The fishermen included Glenn Robbins of Eliot, Maine; Neil Herrick of Rockland, Maine; Stephen Little of Warren, Maine; Ethan Chase of Portsmouth, N.H.; and Jason Parent of Owls Head, Maine, were indicted in January 2022 on 35 counts of conspiracy, fraud, and falsifying fishing records. Western Seas Inc. owned the fishing vessel Western Sea, which was used to catch the fish.
Robbins owns the Western Seas and pleads guilty to conspiracy to submit false information to the U.S. Secretary of Commerce about his Atlantic herring catch and sale. According to Bangor Daily News, the defendants could receive sentences of up to a year in prison, fines of up to $100,000, and one year of supervised release.
The vessel engaged in more than 80 fishing trips for herring between June 2016 and September 2019, with a catch that was unreported to NOAA Fisheries. The indictment alleged that the crew had sold more than 2.6 million pounds of herring to five separate fish dealers and three lobster captains.
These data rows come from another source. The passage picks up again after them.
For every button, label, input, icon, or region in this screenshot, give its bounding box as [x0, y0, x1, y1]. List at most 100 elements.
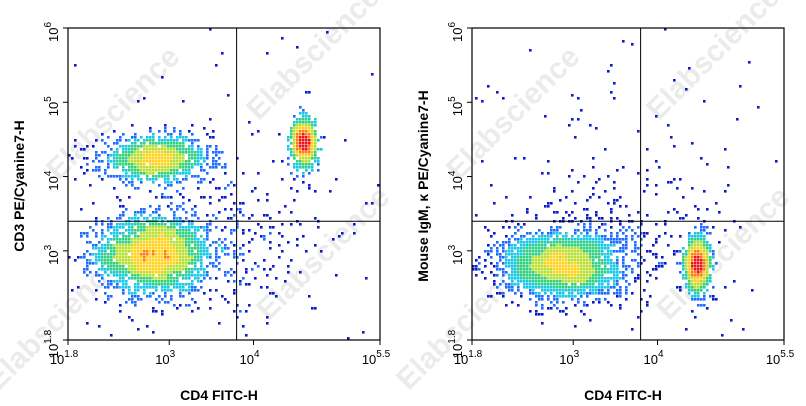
event-dot	[676, 286, 679, 289]
event-dot	[164, 154, 167, 157]
event-dot	[128, 160, 131, 163]
event-dot	[694, 295, 697, 298]
event-dot	[215, 277, 218, 280]
event-dot	[511, 214, 514, 217]
event-dot	[574, 244, 577, 247]
event-dot	[613, 244, 616, 247]
event-dot	[706, 262, 709, 265]
event-dot	[664, 223, 667, 226]
event-dot	[526, 208, 529, 211]
event-dot	[197, 163, 200, 166]
event-dot	[637, 253, 640, 256]
event-dot	[604, 262, 607, 265]
event-dot	[161, 139, 164, 142]
event-dot	[574, 136, 577, 139]
event-dot	[559, 286, 562, 289]
event-dot	[170, 280, 173, 283]
event-dot	[194, 157, 197, 160]
event-dot	[218, 151, 221, 154]
event-dot	[107, 253, 110, 256]
event-dot	[119, 214, 122, 217]
event-dot	[499, 256, 502, 259]
event-dot	[604, 286, 607, 289]
event-dot	[508, 244, 511, 247]
event-dot	[140, 262, 143, 265]
event-dot	[167, 244, 170, 247]
event-dot	[116, 142, 119, 145]
event-dot	[634, 277, 637, 280]
event-dot	[589, 289, 592, 292]
event-dot	[556, 262, 559, 265]
event-dot	[224, 187, 227, 190]
event-dot	[302, 160, 305, 163]
event-dot	[538, 262, 541, 265]
event-dot	[260, 286, 263, 289]
event-dot	[236, 226, 239, 229]
event-dot	[302, 163, 305, 166]
event-dot	[299, 130, 302, 133]
event-dot	[574, 325, 577, 328]
event-dot	[149, 139, 152, 142]
event-dot	[697, 271, 700, 274]
event-dot	[293, 139, 296, 142]
event-dot	[83, 268, 86, 271]
event-dot	[167, 133, 170, 136]
event-dot	[164, 250, 167, 253]
event-dot	[113, 268, 116, 271]
event-dot	[155, 223, 158, 226]
event-dot	[697, 274, 700, 277]
event-dot	[182, 238, 185, 241]
event-dot	[158, 136, 161, 139]
event-dot	[131, 163, 134, 166]
event-dot	[314, 154, 317, 157]
event-dot	[556, 283, 559, 286]
event-dot	[296, 163, 299, 166]
event-dot	[544, 274, 547, 277]
event-dot	[583, 175, 586, 178]
event-dot	[92, 253, 95, 256]
event-dot	[161, 277, 164, 280]
event-dot	[140, 259, 143, 262]
event-dot	[571, 190, 574, 193]
event-dot	[664, 28, 667, 31]
event-dot	[577, 256, 580, 259]
event-dot	[667, 211, 670, 214]
event-dot	[146, 235, 149, 238]
event-dot	[152, 178, 155, 181]
event-dot	[197, 151, 200, 154]
event-dot	[559, 295, 562, 298]
event-dot	[182, 139, 185, 142]
event-dot	[586, 265, 589, 268]
event-dot	[209, 28, 212, 31]
event-dot	[290, 187, 293, 190]
event-dot	[122, 223, 125, 226]
event-dot	[143, 268, 146, 271]
event-dot	[299, 121, 302, 124]
event-dot	[706, 271, 709, 274]
event-dot	[541, 268, 544, 271]
event-dot	[655, 241, 658, 244]
event-dot	[553, 295, 556, 298]
event-dot	[155, 160, 158, 163]
event-dot	[610, 226, 613, 229]
event-dot	[152, 238, 155, 241]
event-dot	[266, 322, 269, 325]
event-dot	[643, 289, 646, 292]
event-dot	[586, 304, 589, 307]
event-dot	[311, 142, 314, 145]
event-dot	[122, 244, 125, 247]
event-dot	[634, 259, 637, 262]
event-dot	[598, 250, 601, 253]
event-dot	[92, 145, 95, 148]
event-dot	[176, 208, 179, 211]
event-dot	[296, 136, 299, 139]
event-dot	[194, 154, 197, 157]
event-dot	[113, 256, 116, 259]
event-dot	[152, 310, 155, 313]
event-dot	[604, 277, 607, 280]
event-dot	[167, 184, 170, 187]
event-dot	[514, 259, 517, 262]
event-dot	[146, 256, 149, 259]
event-dot	[161, 253, 164, 256]
event-dot	[541, 253, 544, 256]
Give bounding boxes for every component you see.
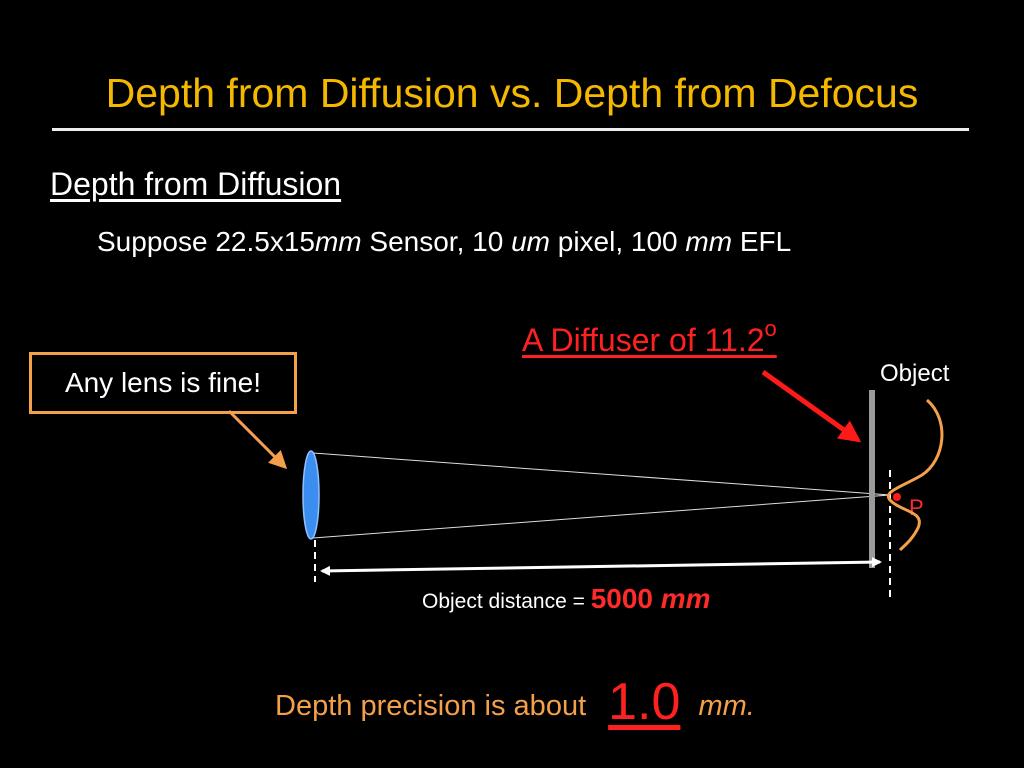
slide-title: Depth from Diffusion vs. Depth from Defo… — [105, 70, 919, 116]
object-curve — [887, 398, 944, 552]
point-p-marker — [893, 493, 901, 501]
distance-label: Object distance = 5000 mm — [422, 583, 711, 615]
distance-unit: mm — [660, 583, 711, 614]
diffuser-plate — [869, 390, 875, 568]
upper-ray — [312, 452, 891, 496]
distance-value: 5000 mm — [591, 583, 711, 614]
diffuser-pointer-arrow — [761, 369, 862, 443]
precision-statement: Depth precision is about 1.0 mm. — [275, 672, 755, 732]
title-divider — [52, 128, 969, 131]
lens-callout-arrow — [227, 409, 288, 470]
spec-unit1: mm — [314, 226, 362, 257]
degree-symbol: o — [764, 316, 777, 341]
spec-unit3: mm — [685, 226, 733, 257]
distance-label-text: Object distance = — [422, 590, 591, 613]
object-label: Object — [880, 360, 950, 387]
lower-ray — [312, 494, 891, 539]
spec-part2: Sensor, 10 — [361, 226, 512, 257]
precision-value: 1.0 — [608, 673, 681, 731]
section-heading: Depth from Diffusion — [50, 166, 342, 202]
spec-part1: Suppose 22.5x15 — [97, 226, 315, 257]
spec-part3: pixel, 100 — [549, 226, 686, 257]
diffuser-label-text: A Diffuser of 11.2 — [522, 322, 765, 358]
distance-number: 5000 — [590, 583, 653, 614]
spec-part4: EFL — [732, 226, 792, 257]
lens-note-box: Any lens is fine! — [29, 352, 297, 414]
lens-shape — [302, 450, 320, 540]
distance-arrow — [320, 557, 882, 576]
lens-note-text: Any lens is fine! — [64, 367, 262, 398]
precision-unit: mm. — [698, 690, 755, 722]
spec-unit2: um — [511, 226, 550, 257]
precision-text: Depth precision is about — [275, 690, 587, 722]
sensor-spec: Suppose 22.5x15mm Sensor, 10 um pixel, 1… — [97, 226, 791, 258]
diffuser-label: A Diffuser of 11.2o — [522, 316, 777, 359]
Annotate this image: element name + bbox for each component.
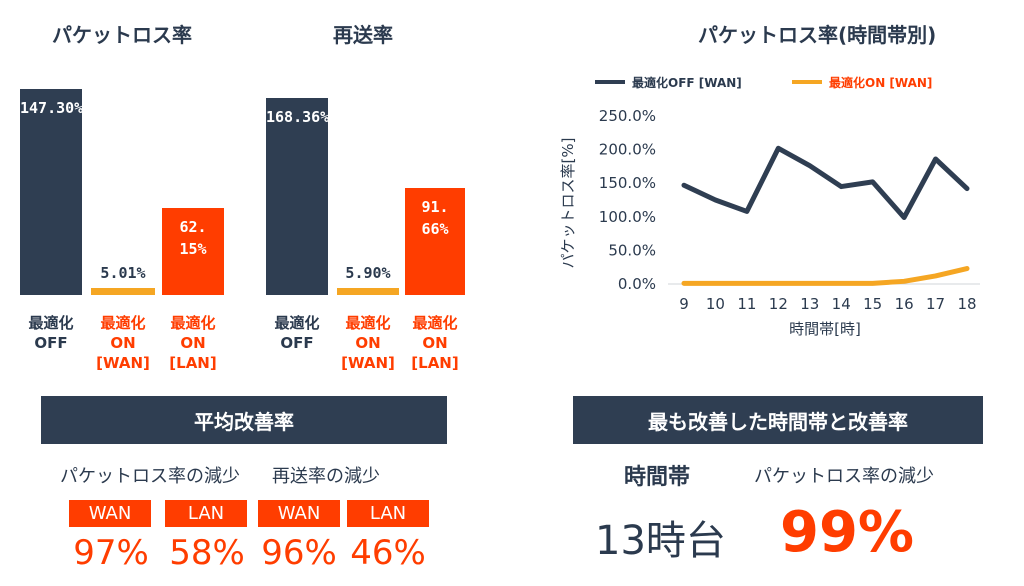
- legend-label-0: 最適化OFF [WAN]: [632, 75, 742, 90]
- best-time-value: 13時台: [595, 518, 726, 564]
- x-tick-label: 11: [737, 295, 756, 313]
- bar-category-label-1-0: 最適化 OFF: [28, 314, 74, 352]
- bar-category-label-2-0: 最適化 OFF: [274, 314, 320, 352]
- best-reduction-label: パケットロス率の減少: [754, 466, 934, 487]
- bar-1-2: [162, 207, 224, 295]
- bar-value-label-1-2: 62. 15%: [179, 217, 207, 258]
- bar-value-label-2-1: 5.90%: [345, 264, 391, 283]
- bar-value-label-2-0: 168.36%: [266, 108, 330, 127]
- line-chart-title: パケットロス率(時間帯別): [698, 23, 937, 47]
- lan-packet-loss-reduction: 58%: [169, 533, 245, 573]
- bar-chart-2: 168.36% 最適化 OFF 5.90% 最適化 ON [WAN] 91. 66% 最適…: [0, 0, 500, 400]
- series-line-0: [681, 145, 970, 220]
- time-label: 時間帯: [624, 465, 691, 490]
- x-tick-label: 16: [895, 295, 914, 313]
- bar-1-1: [91, 287, 155, 295]
- bar-2-2: [405, 187, 465, 295]
- bar-category-label-2-1: 最適化 ON [WAN]: [341, 314, 395, 372]
- y-tick-label: 50.0%: [608, 241, 656, 259]
- x-tick-label: 10: [706, 295, 725, 313]
- bar-chart-2-title: 再送率: [333, 23, 393, 47]
- wan-resend-reduction: 96%: [261, 533, 337, 573]
- bar-category-label-2-2: 最適化 ON [LAN]: [411, 314, 459, 372]
- x-tick-label: 12: [769, 295, 788, 313]
- bar-1-0: [20, 88, 82, 295]
- packet-loss-reduction-label: パケットロス率の減少: [60, 466, 240, 487]
- resend-reduction-label: 再送率の減少: [272, 466, 380, 487]
- bar-category-label-1-1: 最適化 ON [WAN]: [96, 314, 150, 372]
- chip-lan-resend: LAN: [347, 500, 429, 527]
- best-reduction-value: 99%: [780, 500, 915, 565]
- y-tick-label: 0.0%: [618, 275, 656, 293]
- bar-value-label-1-1: 5.01%: [100, 263, 146, 282]
- x-tick-label: 17: [926, 295, 945, 313]
- chip-lan-packet-loss: LAN: [165, 500, 247, 527]
- x-tick-label: 18: [957, 295, 976, 313]
- bar-value-label-1-0: 147.30%: [20, 98, 84, 117]
- legend-label-1: 最適化ON [WAN]: [829, 75, 932, 90]
- line-chart: 0.0% 50.0% 100.0% 150.0% 200.0% 250.0% 9 10 11 12…: [559, 75, 980, 338]
- series-line-1: [681, 266, 970, 286]
- x-tick-label: 14: [832, 295, 851, 313]
- x-tick-label: 15: [863, 295, 882, 313]
- bar-chart-1-title: パケットロス率: [52, 23, 192, 47]
- bar-value-label-2-2: 91. 66%: [421, 197, 449, 238]
- y-tick-label: 200.0%: [599, 141, 656, 159]
- y-axis-title: パケットロス率[%]: [559, 138, 577, 269]
- y-tick-label: 150.0%: [599, 174, 656, 192]
- y-tick-label: 250.0%: [599, 107, 656, 125]
- best-improvement-banner: 最も改善した時間帯と改善率: [573, 396, 983, 444]
- bar-2-0: [266, 98, 328, 295]
- bar-2-1: [337, 288, 399, 295]
- x-axis-title: 時間帯[時]: [789, 320, 861, 338]
- bar-category-label-1-2: 最適化 ON [LAN]: [169, 314, 217, 372]
- average-improvement-banner: 平均改善率: [41, 396, 447, 444]
- bar-chart-1: 147.30% 最適化 OFF 5.01% 最適化 ON [WAN] 62. 15% 最適…: [0, 0, 250, 400]
- y-tick-label: 100.0%: [599, 208, 656, 226]
- lan-resend-reduction: 46%: [350, 533, 426, 573]
- x-tick-label: 13: [800, 295, 819, 313]
- wan-packet-loss-reduction: 97%: [73, 533, 149, 573]
- chip-wan-resend: WAN: [258, 500, 340, 527]
- chip-wan-packet-loss: WAN: [69, 500, 151, 527]
- x-tick-label: 9: [679, 295, 689, 313]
Three of the dealers paid more than $460,000 for the unreported fish.
The U.S. Attorney’s Office paperwork states that the Western Sea underreported the fish caught while the boat was fishing. The crew then sold to fish buyers who underreported how much they had received. The crew was then paid in cash for fish caught above what was legally caught.
NOAA’s Office of Law Enforcement and the Maine Marine Patrol investigated this case.
This article will be continuously updated as news becomes available.